Ранние рассказы
Шрифт:
Э, да все не об этом речь — я ведь хотел рассказать вам о приготовлениях к именинам Елпидифора Перфильевича. Извольте, теперь у меня не будет отступлений. В доме у Елпидифора Перфильевича было все убрано, окошки протерты, пыль сметена, стулья расставлены вдоль по стенам, в углу залы поставлен орган, под звуки которого вечером запляшет весь Черноград; синие и желтые обои с изображением аркадских пастушков, Павла и Виргинии и прочего тому подобного, были подклеены и уже не висели как расстегнутый ворот у волостного писаря. Славные картинки были на этих обоях, чудесные! Вы, я думаю, видали их на станциях. В прихожей у печки, как великан, стояла штука, на которой будут ужинать; в буфете все было вымыто, вычищено, поставлено в порядок, в кабинете на столе положен картуз рублевого табака и картуз табака-самодельщины; в другой комнате был готов чайный прибор, на блюдечках разложены пастилы, варенья, пряники вяземские и городецкие, грецкие орехи, изюм и финики. В кухне с раннего утра все было в движении; там две стряпухи и одна Матрена Елистратовна
В углу людской избы Петр, устарелый человек Елпидифора Перфильевича, натирал шандалы каким-то порошком, который странствующие иудеи выдают чуть-чуть не за философский камень. Всякий, кто даже и не слыхал о химии, тот час же догадался бы, что это ни больше ни меньше, как превращенная в порошок аспидная доска, но зато такого догадчика в Чернограде сочли бы просто волтерианцем и невеждою. Как не верить чудесной силе порошка заморского — ведь по два с полтиной за фунт его платили. Шутка?
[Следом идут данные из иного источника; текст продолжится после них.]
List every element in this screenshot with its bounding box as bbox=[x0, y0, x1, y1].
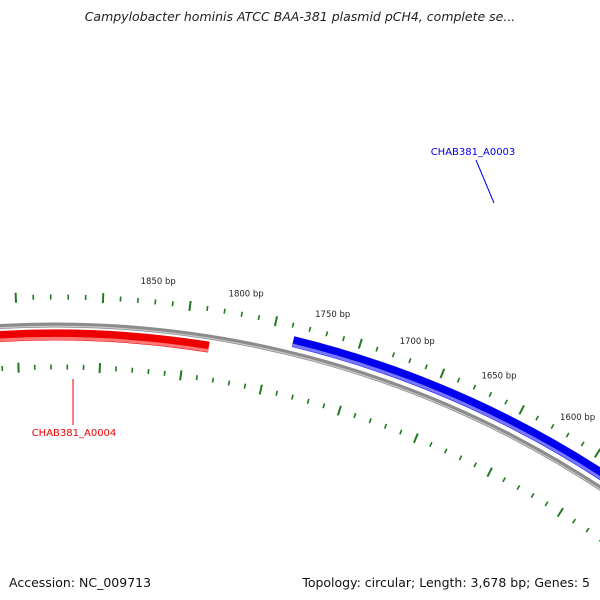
minor-tick bbox=[243, 383, 247, 389]
minor-tick bbox=[368, 418, 372, 424]
gene-arc-chab381-a0004-highlight bbox=[0, 337, 209, 353]
minor-tick bbox=[572, 518, 577, 524]
major-tick bbox=[258, 384, 263, 395]
major-tick bbox=[336, 405, 342, 416]
minor-tick bbox=[375, 346, 379, 352]
minor-tick bbox=[306, 398, 310, 404]
gene-arc-chab381-a0003-highlight bbox=[291, 343, 600, 480]
minor-tick bbox=[530, 493, 535, 499]
ruler-labels: 1600 bp 1650 bp 1700 bp 1750 bp 1800 bp … bbox=[141, 277, 596, 423]
gene-arc-chab381-a0003[interactable] bbox=[291, 336, 600, 495]
minor-tick bbox=[408, 358, 412, 364]
minor-tick bbox=[580, 441, 585, 447]
major-tick bbox=[439, 368, 446, 379]
map-title: Campylobacter hominis ATCC BAA-381 plasm… bbox=[84, 9, 516, 24]
minor-tick bbox=[171, 301, 174, 307]
minor-tick bbox=[291, 322, 295, 328]
ruler-label: 1800 bp bbox=[229, 290, 264, 300]
minor-tick bbox=[456, 377, 461, 383]
minor-tick bbox=[399, 429, 403, 435]
ruler-label: 1600 bp bbox=[560, 413, 595, 423]
major-tick bbox=[518, 405, 525, 415]
minor-tick bbox=[391, 352, 396, 358]
minor-tick bbox=[429, 441, 433, 448]
ruler-label: 1850 bp bbox=[141, 277, 176, 287]
major-tick bbox=[594, 448, 600, 458]
minor-tick bbox=[223, 308, 226, 314]
minor-tick bbox=[291, 394, 294, 400]
minor-tick bbox=[195, 375, 199, 381]
ruler-label: 1750 bp bbox=[315, 310, 350, 320]
minor-tick bbox=[550, 423, 555, 429]
minor-tick bbox=[585, 527, 590, 533]
minor-tick bbox=[383, 423, 388, 429]
minor-tick bbox=[227, 380, 231, 386]
major-tick bbox=[179, 370, 183, 381]
minor-tick bbox=[211, 377, 215, 383]
minor-tick bbox=[472, 384, 477, 390]
ruler-label: 1650 bp bbox=[481, 372, 516, 382]
minor-tick bbox=[353, 412, 357, 419]
minor-tick bbox=[504, 399, 508, 405]
minor-tick bbox=[458, 455, 463, 461]
major-tick bbox=[486, 467, 493, 478]
minor-tick bbox=[322, 403, 326, 409]
minor-tick bbox=[342, 336, 346, 342]
inner-tick-ring bbox=[1, 362, 600, 542]
minor-tick bbox=[544, 501, 549, 507]
minor-tick bbox=[424, 364, 428, 370]
major-tick bbox=[556, 507, 564, 518]
minor-tick bbox=[325, 331, 329, 337]
plasmid-backbone bbox=[0, 322, 600, 492]
major-tick bbox=[357, 338, 363, 349]
gene-label-chab381-a0003[interactable]: CHAB381_A0003 bbox=[431, 147, 516, 158]
major-tick bbox=[413, 433, 419, 444]
minor-tick bbox=[240, 311, 244, 317]
minor-tick bbox=[502, 477, 506, 483]
gene-label-leader-chab381-a0003 bbox=[475, 159, 495, 204]
gene-arc-chab381-a0004[interactable] bbox=[0, 329, 210, 353]
major-tick bbox=[273, 316, 279, 327]
gene-label-chab381-a0004[interactable]: CHAB381_A0004 bbox=[32, 428, 117, 439]
minor-tick bbox=[443, 448, 448, 454]
minor-tick bbox=[206, 305, 209, 312]
outer-tick-ring bbox=[14, 292, 600, 458]
minor-tick bbox=[488, 391, 493, 398]
ruler-label: 1700 bp bbox=[400, 337, 435, 347]
minor-tick bbox=[163, 370, 166, 376]
minor-tick bbox=[535, 415, 540, 421]
minor-tick bbox=[565, 432, 570, 438]
accession-text: Accession: NC_009713 bbox=[9, 575, 152, 590]
minor-tick bbox=[308, 326, 312, 332]
minor-tick bbox=[473, 462, 477, 468]
plasmid-backbone-highlight bbox=[0, 325, 600, 491]
minor-tick bbox=[516, 484, 521, 491]
major-tick bbox=[188, 300, 192, 312]
topology-summary-text: Topology: circular; Length: 3,678 bp; Ge… bbox=[302, 575, 590, 590]
minor-tick bbox=[275, 390, 279, 396]
minor-tick bbox=[257, 314, 261, 321]
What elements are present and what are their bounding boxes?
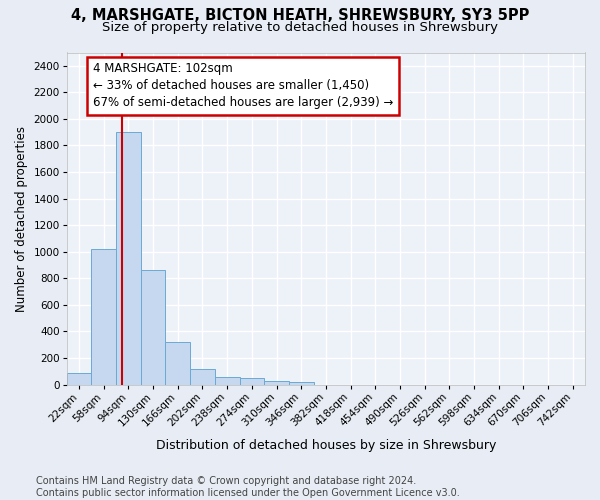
Text: Contains HM Land Registry data © Crown copyright and database right 2024.
Contai: Contains HM Land Registry data © Crown c… [36,476,460,498]
Bar [264,380,289,384]
Bar [116,132,141,384]
Bar [289,382,314,384]
Text: 4, MARSHGATE, BICTON HEATH, SHREWSBURY, SY3 5PP: 4, MARSHGATE, BICTON HEATH, SHREWSBURY, … [71,8,529,22]
Bar [215,378,239,384]
Bar [190,370,215,384]
Bar [141,270,166,384]
Bar [166,342,190,384]
Bar [91,249,116,384]
Text: 4 MARSHGATE: 102sqm
← 33% of detached houses are smaller (1,450)
67% of semi-det: 4 MARSHGATE: 102sqm ← 33% of detached ho… [92,62,393,110]
Bar [239,378,264,384]
X-axis label: Distribution of detached houses by size in Shrewsbury: Distribution of detached houses by size … [155,440,496,452]
Text: Size of property relative to detached houses in Shrewsbury: Size of property relative to detached ho… [102,21,498,34]
Y-axis label: Number of detached properties: Number of detached properties [15,126,28,312]
Bar [67,372,91,384]
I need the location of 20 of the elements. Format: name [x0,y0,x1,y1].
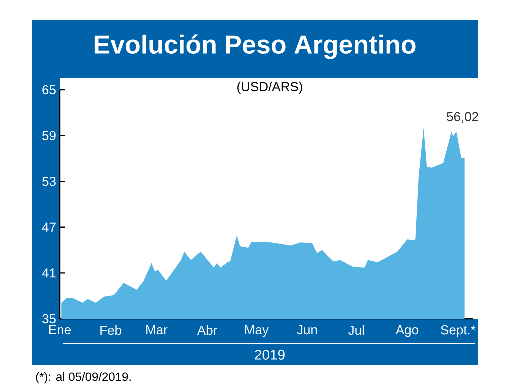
x-axis-title: 2019 [255,350,285,360]
x-tick-label: Jul [348,326,364,336]
chart-title: Evolución Peso Argentino [94,34,416,60]
y-tick-label: 59 [42,131,56,140]
x-tick-label: Mar [146,326,168,335]
y-tick-label: 47 [42,222,56,232]
x-tick-label: Feb [100,326,122,336]
x-tick-label: May [245,326,269,338]
x-tick-label: Ene [50,326,71,335]
y-tick-label: 65 [42,85,56,95]
x-tick-label: Abr [197,326,218,336]
text: (*): al 05/09/2019. [36,372,131,384]
y-tick-label: 35 [42,314,56,324]
x-tick-label: Jun [297,326,318,335]
y-tick-label: 41 [42,268,56,278]
annotation: 56,02 [447,112,478,124]
chart-subtitle: (USD/ARS) [238,82,302,94]
x-tick-label: Sept.* [441,326,476,338]
x-tick-label: Ago [396,326,418,338]
y-tick-label: 53 [42,176,56,186]
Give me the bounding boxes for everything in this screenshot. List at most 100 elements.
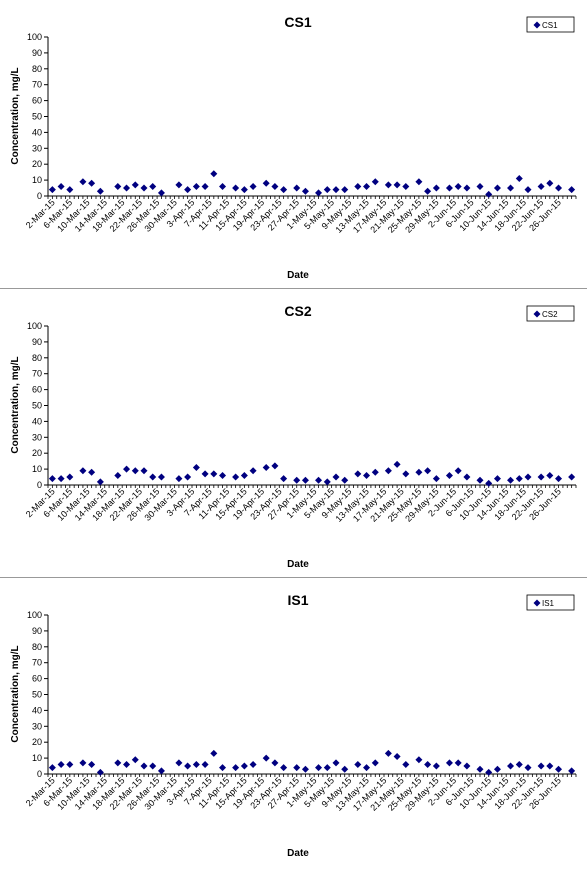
data-point bbox=[123, 760, 131, 768]
data-point bbox=[393, 460, 401, 468]
data-point bbox=[568, 186, 576, 194]
data-point bbox=[371, 468, 379, 476]
y-tick-label: 10 bbox=[32, 464, 42, 474]
data-point bbox=[555, 765, 563, 773]
data-point bbox=[537, 762, 545, 770]
data-point bbox=[157, 189, 165, 197]
data-point bbox=[476, 182, 484, 190]
y-tick-label: 100 bbox=[27, 321, 42, 331]
data-point bbox=[66, 473, 74, 481]
data-point bbox=[424, 187, 432, 195]
data-point bbox=[507, 476, 515, 484]
legend-marker bbox=[533, 21, 541, 29]
panel-divider bbox=[0, 288, 587, 289]
data-point bbox=[515, 475, 523, 483]
y-tick-label: 40 bbox=[32, 416, 42, 426]
data-point bbox=[515, 175, 523, 183]
data-point bbox=[210, 749, 218, 757]
y-tick-label: 50 bbox=[32, 112, 42, 122]
data-point bbox=[79, 178, 87, 186]
data-point bbox=[192, 464, 200, 472]
data-point bbox=[301, 187, 309, 195]
data-point bbox=[192, 760, 200, 768]
data-point bbox=[262, 179, 270, 187]
data-point bbox=[293, 184, 301, 192]
data-point bbox=[232, 473, 240, 481]
y-tick-label: 30 bbox=[32, 143, 42, 153]
legend-label: CS2 bbox=[542, 310, 558, 319]
data-point bbox=[301, 765, 309, 773]
data-point bbox=[88, 179, 96, 187]
chart-panel-cs2: CS2 0 10 20 30 40 50 60 70 80 90 100 2-Mar-15 6-Mar-1… bbox=[0, 289, 587, 577]
data-point bbox=[323, 186, 331, 194]
data-point bbox=[157, 767, 165, 775]
data-point bbox=[114, 759, 122, 767]
y-tick-label: 70 bbox=[32, 658, 42, 668]
data-point bbox=[149, 182, 157, 190]
data-point bbox=[184, 186, 192, 194]
data-point bbox=[546, 179, 554, 187]
data-point bbox=[415, 756, 423, 764]
data-point bbox=[384, 181, 392, 189]
data-point bbox=[493, 765, 501, 773]
data-point bbox=[354, 760, 362, 768]
data-point bbox=[555, 475, 563, 483]
data-point bbox=[546, 471, 554, 479]
data-point bbox=[445, 184, 453, 192]
data-point bbox=[249, 760, 257, 768]
data-point bbox=[280, 764, 288, 772]
data-point bbox=[48, 186, 56, 194]
data-point bbox=[271, 759, 279, 767]
legend-marker bbox=[533, 310, 541, 318]
data-point bbox=[123, 465, 131, 473]
y-tick-label: 40 bbox=[32, 705, 42, 715]
data-point bbox=[463, 762, 471, 770]
y-tick-label: 90 bbox=[32, 337, 42, 347]
data-point bbox=[371, 759, 379, 767]
data-point bbox=[271, 462, 279, 470]
data-point bbox=[415, 468, 423, 476]
data-point bbox=[57, 760, 65, 768]
y-tick-label: 60 bbox=[32, 385, 42, 395]
data-point bbox=[515, 760, 523, 768]
data-point bbox=[280, 186, 288, 194]
data-point bbox=[140, 467, 148, 475]
data-point bbox=[332, 186, 340, 194]
y-tick-label: 90 bbox=[32, 48, 42, 58]
data-point bbox=[485, 479, 493, 487]
data-point bbox=[454, 759, 462, 767]
legend-label: IS1 bbox=[542, 599, 555, 608]
data-point bbox=[424, 467, 432, 475]
x-axis-title: Date bbox=[287, 270, 309, 281]
data-point bbox=[476, 476, 484, 484]
y-tick-label: 80 bbox=[32, 642, 42, 652]
data-point bbox=[315, 189, 323, 197]
data-point bbox=[293, 764, 301, 772]
data-point bbox=[175, 759, 183, 767]
y-tick-label: 20 bbox=[32, 448, 42, 458]
data-point bbox=[219, 182, 227, 190]
data-point bbox=[341, 476, 349, 484]
data-point bbox=[315, 476, 323, 484]
data-point bbox=[175, 181, 183, 189]
y-tick-label: 90 bbox=[32, 626, 42, 636]
data-point bbox=[249, 182, 257, 190]
data-point bbox=[301, 476, 309, 484]
data-point bbox=[454, 467, 462, 475]
y-tick-label: 60 bbox=[32, 96, 42, 106]
data-point bbox=[57, 182, 65, 190]
data-point bbox=[210, 170, 218, 178]
data-point bbox=[48, 475, 56, 483]
data-point bbox=[210, 470, 218, 478]
data-point bbox=[262, 754, 270, 762]
data-point bbox=[524, 764, 532, 772]
data-point bbox=[432, 475, 440, 483]
y-tick-label: 100 bbox=[27, 32, 42, 42]
data-point bbox=[79, 759, 87, 767]
data-point bbox=[332, 473, 340, 481]
data-point bbox=[323, 764, 331, 772]
y-tick-label: 50 bbox=[32, 401, 42, 411]
data-point bbox=[463, 473, 471, 481]
y-axis-title: Concentration, mg/L bbox=[10, 356, 21, 453]
y-axis-title: Concentration, mg/L bbox=[10, 67, 21, 164]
На дворе против окошек ставили транспарант, на котором было нарисовано вензелевое имя Елпидифора Перфильевича; внизу намалеваны слова: «Ноября 2-го 1829 года», а кругом всякая всячина, презатейливые диковинки: и барашки с курочками, и поросятки, и уточки, и детки Елпидифора Перфильевича, и грядка с табаком, и всякие и всякие тому подобные хозяйственные заведения. Это работа не сельского маляра, что крышу красит, а рисовального учителя. Рисовальный учитель взял за это с Елпидифора Перфильевича лайковый кисет с изображением взятия Браилова и персидской войны. Славная вещь — с иголочки. Учитель хлопотал около своей работы и заранее был в восхищении. «Вот вечером, — думал он, — все пойдут смотреть на мою работу, и Настенька городническая пойдет, все будут хвалить меня, и Настенька будет хвалить. Еще улыбнется, может быть, а может быть, еще и скажет: «Это вы построили, Федор Дмитриевич?» А я ей скажу: «Я-с, Настасья Михайловна». А она — ох, ненаглядная! Она посмотрит на меня да и пойдет прочь». Исполнились ли его ожидания — узнаете после. Теперь некогда рассказывать об этом, только вот что скажу вам: известно ведь всякому из книг, что художники всегда влюбляются в принцесс, в княгинь, в графинь, в городничих, в исправниц и тому подобное. Вот и черноградский художник врезался по уши, да в кого же? Сумасшедший! В Настеньку городническую — шутка? Нет, эта барышня-то бонтонная, полированная, шляпки из губернского носит, платья от мадамов выписывает; пышная-то какая, — ну, что твой пирог с малиной! А он, пачкун этакий, в нее и влюбился — благо, что городничий-то не знает, он бы его любезного в кутузку упрятал. Нет, городничий не свой брат, шутить не любит, раз как-то и судью на будку хотел посадить за ночное шатанье. Да, на то он городничий, да еще из военных, поручик, никак шляпу с пером носит. Федор Дмитриевич — важная штука! Да городничий-то заседателю послал отказ как шест, когда он к Настеньке присватался, а Федор Дмитриевич — эка выскочка!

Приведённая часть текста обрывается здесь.